Originally posted on April 7 on Medium

We got news that we’ll most likely, probably, 99.9 but not 100% definitely out of school until the new year begins. Of course, we knew this was coming. It’s not like it was a surprise. Still, the news breezed in and snuffed out a candle.
My fourth grader is going to miss “Gold Rush.” I don’t actually know what happens exactly on Gold Rush Day, it seems to be one of those annual events you never forget. The entire fourth grade class travels back 170 years and visits an old Western town during the gold rush. In my head, it’s like he’d be stepping into an episode of Little House on the Prarie. My son started talking about the cowboy hat he’d need to buy sometime last year, when we were still new to the school and he first heard legends of the best day in elementary school.
Then I started thinking about how the sixth graders will miss their last days at the only school some of them have likely ever known.
Then I started thinking about 8th graders who may be scattering to different high schools next year and missing their own seminal events and I got sad for the middle schoolers too.
It kept coming: prom, senior skip day, graduation, that week in college when Spring arrives and quads fill with sunshine and kids and the understanding that the years in between high school and adulting are a gift. I felt bad for all those kids, too.
Then I thought about the kids who decided to skip college to work and make money and maybe a lot of them have lost their jobs and I felt even worse. My gold rush sadness felt small but also heavier under the weight of the collective.
I drifted to the couch and watched The Office. Again. (Still?) An odd salve in these odd days.
This week, the curve kept curving. No one I know personally is infected.
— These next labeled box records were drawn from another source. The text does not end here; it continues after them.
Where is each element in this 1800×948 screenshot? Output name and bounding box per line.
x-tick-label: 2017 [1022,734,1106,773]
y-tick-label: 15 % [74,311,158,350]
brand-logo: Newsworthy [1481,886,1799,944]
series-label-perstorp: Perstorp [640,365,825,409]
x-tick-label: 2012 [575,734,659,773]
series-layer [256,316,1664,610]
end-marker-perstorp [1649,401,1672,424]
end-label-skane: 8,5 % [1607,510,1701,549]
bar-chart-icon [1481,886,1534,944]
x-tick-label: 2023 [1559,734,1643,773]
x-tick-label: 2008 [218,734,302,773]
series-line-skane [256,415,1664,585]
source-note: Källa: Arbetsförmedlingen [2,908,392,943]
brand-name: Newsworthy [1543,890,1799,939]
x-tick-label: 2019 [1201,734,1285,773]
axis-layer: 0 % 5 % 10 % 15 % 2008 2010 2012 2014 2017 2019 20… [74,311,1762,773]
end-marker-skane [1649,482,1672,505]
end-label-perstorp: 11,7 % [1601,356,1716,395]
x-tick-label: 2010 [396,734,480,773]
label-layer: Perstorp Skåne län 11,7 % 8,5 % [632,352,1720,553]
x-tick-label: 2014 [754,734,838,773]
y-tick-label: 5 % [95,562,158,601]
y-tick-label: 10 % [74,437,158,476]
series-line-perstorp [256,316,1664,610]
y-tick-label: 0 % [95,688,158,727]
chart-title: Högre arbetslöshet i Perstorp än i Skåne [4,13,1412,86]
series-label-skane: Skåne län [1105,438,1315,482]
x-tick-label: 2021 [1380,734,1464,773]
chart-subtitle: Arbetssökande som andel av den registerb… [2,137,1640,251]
Hearing about the hundreds of thousands of sick and dying people in NY feels like hearing about the national debt. I know it’s real but I can’t imagine it. It makes me nervous and I know it affects me but it hasn’t really. I can see charts and graphs and explanations, but what does 100,000 deaths actually look like? It feels as impossible as a trillion dollars.
I watched a video with a tearful nurse talking about living away from her own kids to save strangers, and someone explaining what it’s like to feel like you can’t catch a breath and I reminded myself it wasn’t a documentary about some distant war.
I looked at my kids, and Jim and Dwight, and wondered if maybe I was sinking into the couch — cocooned in a dirty mess of sadness and fear and anger and helplessness and gratitude.
I slept restlessly. I woke up restless.
My parents live 3000 miles away and I can’t check on them like I wish I could. But in 5 minutes, I was able to contact one of their favorite local restaurants and arrange dinner for them. It was a small, simple thing but made me feel better.
Even 5 years ago, I wouldn’t have been able to do that as easily. Five months ago, I wouldn’t have thought to do it. Five months from now, I hope I still will.
Small simple actions are the only way to lift some of the weight.
The kids and I have been taking daily bike rides. PC (Pre-Covid. I’m so tired of that word.), we would stick mostly to our neighborhood. The neighborhoods behind us are up a giant hill and the neighborhoods in front of us are cut off by a very busy road. But now, DC (during COVID), we’ve successfully crossed that road and it somehow feels less dangerous. I’m not sure if this is because we’re more careful or more determined but it has literally opened up new avenues for us. We call these rides across the busy street “epic bike rides.”
Our epic rides are making my son’s legs stronger. I watch him go farther, faster every day. Like so many other points of change (whether invited or not), this is a period of transformation if we allow it to be.
I’ve read that caterpillars digest themselves during crystallis. The furry insect that inches along turns into a literal mush before emerging into a beauty that can fly. It sounds painful and gross but also kind of magical.
I’ve been increasingly annoyed at the constant references to our “new normal.” Maybe it’s not just because accepting this as normal feels so apocalyptic but because it’s not true. This isn’t a new normal, it’s just a new phase. We’re cocooning.
While cocooning may be painful and difficult and isolating and scary, it’s also a promise.
All the sadness and anger and gratitude and helplessness and confusion may be turning me to mush, but I have a say in how I let it change me. For once since this has started, I’m looking for just a little more time to figure out exactly what I want to do differently.
Today, I’ll start with another small, simple action.